When choosing a wardrobe for crime fighting, it is important to go with something that maximizes comfort, minimizes weight and friction, and distracts the bad guys (yes, guys) from their sinister plans. As for weapons, true heroes only need the simplest of tools – such as a pretty rope. It’s also nice to have an invisible warplane with limitless range, but that’s optional.
Getaway vehicle? Bah! Criminals are so stupid. Hey, if you’re fast enough, you can smack that perp around a bit, and no one will see you.
When it comes to striking fear in the hearts of the wicked, presence is everything. Memorize cool rhymes that could be extra verses for “Battle Hymn of the Republic” and recite them out loud as you stare down the unworthy.
Find your element. You know, your comfort zone. The place where you’re useful. It might be on the highway.
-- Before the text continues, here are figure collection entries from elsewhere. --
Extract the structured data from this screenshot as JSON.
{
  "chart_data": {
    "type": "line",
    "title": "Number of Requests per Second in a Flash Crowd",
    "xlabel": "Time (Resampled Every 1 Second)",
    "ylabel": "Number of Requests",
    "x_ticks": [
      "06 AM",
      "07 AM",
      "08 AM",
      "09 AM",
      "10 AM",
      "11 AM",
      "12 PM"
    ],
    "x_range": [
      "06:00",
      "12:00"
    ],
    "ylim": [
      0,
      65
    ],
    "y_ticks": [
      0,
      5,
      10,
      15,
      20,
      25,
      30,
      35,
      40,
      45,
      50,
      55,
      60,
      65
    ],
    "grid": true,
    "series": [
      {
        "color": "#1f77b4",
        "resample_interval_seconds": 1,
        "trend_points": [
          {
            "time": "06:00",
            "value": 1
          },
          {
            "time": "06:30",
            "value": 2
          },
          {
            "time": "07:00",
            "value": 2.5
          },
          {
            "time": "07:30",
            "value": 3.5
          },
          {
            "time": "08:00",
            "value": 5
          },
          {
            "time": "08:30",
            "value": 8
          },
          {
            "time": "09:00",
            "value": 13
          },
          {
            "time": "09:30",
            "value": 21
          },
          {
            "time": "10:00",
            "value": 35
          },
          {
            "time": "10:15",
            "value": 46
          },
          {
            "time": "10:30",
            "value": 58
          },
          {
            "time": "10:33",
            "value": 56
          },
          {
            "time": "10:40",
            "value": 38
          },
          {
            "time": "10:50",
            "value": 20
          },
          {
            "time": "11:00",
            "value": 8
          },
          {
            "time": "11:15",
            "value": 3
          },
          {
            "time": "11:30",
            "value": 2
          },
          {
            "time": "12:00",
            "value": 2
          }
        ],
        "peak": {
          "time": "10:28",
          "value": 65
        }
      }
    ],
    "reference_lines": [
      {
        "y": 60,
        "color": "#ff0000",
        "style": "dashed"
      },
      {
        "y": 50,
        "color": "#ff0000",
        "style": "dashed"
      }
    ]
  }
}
It might be in grocery store parking lots. It might be in the ’burbs where all of the houses look the same. Wherever it is, learn to do your job better than anyone else in that place. Never venture out of it, because then you’re toast. If the bad guys go somewhere else, that’s what your radio is for.
Be a good guy, but do everything you can to make people who don’t know you think that you’re a bad guy. A good part of this is finding a wicked-sounding professional name to go by. For instance, if you have a mundane name like Mike Michaelson, get everyone to call you something more memorable and frightening. A good name should be ethnic, violent, and mysterious. Alliteration is good too. For instance: Spartan Slayer, Bulgarian Beast, or Theban Thrasher.